O ministro das Finanças, Mário Centeno

A Autoridade Tributária devolveu a uma empresa da Amadora 1,5 euros, relativos a IRC cobrado a mais, em quatro cheques diferentes, todos no valor de poucos cêntimos.

O caso é relatado pelo jornal Correio da Manhã que refere que o sócio-gerente de uma empresa de eficiência energética na Amadora, Manuel dos Santos, recebeu quatro cartas da Autoridade Tributária (AT), cada uma com um cheque no valor de poucos cêntimos, perfazendo um total de 1,4 euros.

Um cheque valia 3 cêntimos, outro 24 cêntimos, outro respeitava a 59 cêntimos e finalmente, o outro tinha o valor de 63 cêntimos, conforme aponta o CM.

Está em causa a devolução de IRC cobrado em excesso pelo Fisco, relativo ao mês de Janeiro, conforme explica Manuel dos Santos ao jornal, criticando a situação “ridícula”.

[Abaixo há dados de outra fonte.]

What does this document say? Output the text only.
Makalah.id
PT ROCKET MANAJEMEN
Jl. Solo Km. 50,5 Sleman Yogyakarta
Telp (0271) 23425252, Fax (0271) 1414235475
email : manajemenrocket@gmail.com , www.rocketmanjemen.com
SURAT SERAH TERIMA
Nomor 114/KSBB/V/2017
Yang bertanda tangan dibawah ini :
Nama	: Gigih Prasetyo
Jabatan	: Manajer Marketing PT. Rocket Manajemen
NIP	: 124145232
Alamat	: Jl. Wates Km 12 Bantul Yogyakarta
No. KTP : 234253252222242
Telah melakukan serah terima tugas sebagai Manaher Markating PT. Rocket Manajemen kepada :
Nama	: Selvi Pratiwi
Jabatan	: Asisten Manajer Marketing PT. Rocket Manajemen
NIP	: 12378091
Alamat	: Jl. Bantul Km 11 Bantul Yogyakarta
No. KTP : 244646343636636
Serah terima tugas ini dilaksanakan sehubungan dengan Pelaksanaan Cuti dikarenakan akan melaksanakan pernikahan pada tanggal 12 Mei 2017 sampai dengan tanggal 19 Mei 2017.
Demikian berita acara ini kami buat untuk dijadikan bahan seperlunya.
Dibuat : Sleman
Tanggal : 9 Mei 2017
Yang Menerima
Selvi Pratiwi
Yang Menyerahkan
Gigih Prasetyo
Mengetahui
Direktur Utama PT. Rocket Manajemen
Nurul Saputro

“Provavelmente a emissão de cada cheque e o envio por correio custou mais do que o total restituído”, lamenta o sócio-gerente da empresa, acusando a “máquina fiscal” de entreter-se “com estas ninharias” enquanto deixa escapar “grandes quantidades, como no caso das offshores“.

“O ridículo é a máquina fiscal não ter um sistema de bom senso para que abaixo de determinado valor o dinheiro entre em crédito para pagamentos futuros”, realça Manuel dos Santos.

Contactado pelo CM, o Ministério das Finanças não comentou o caso.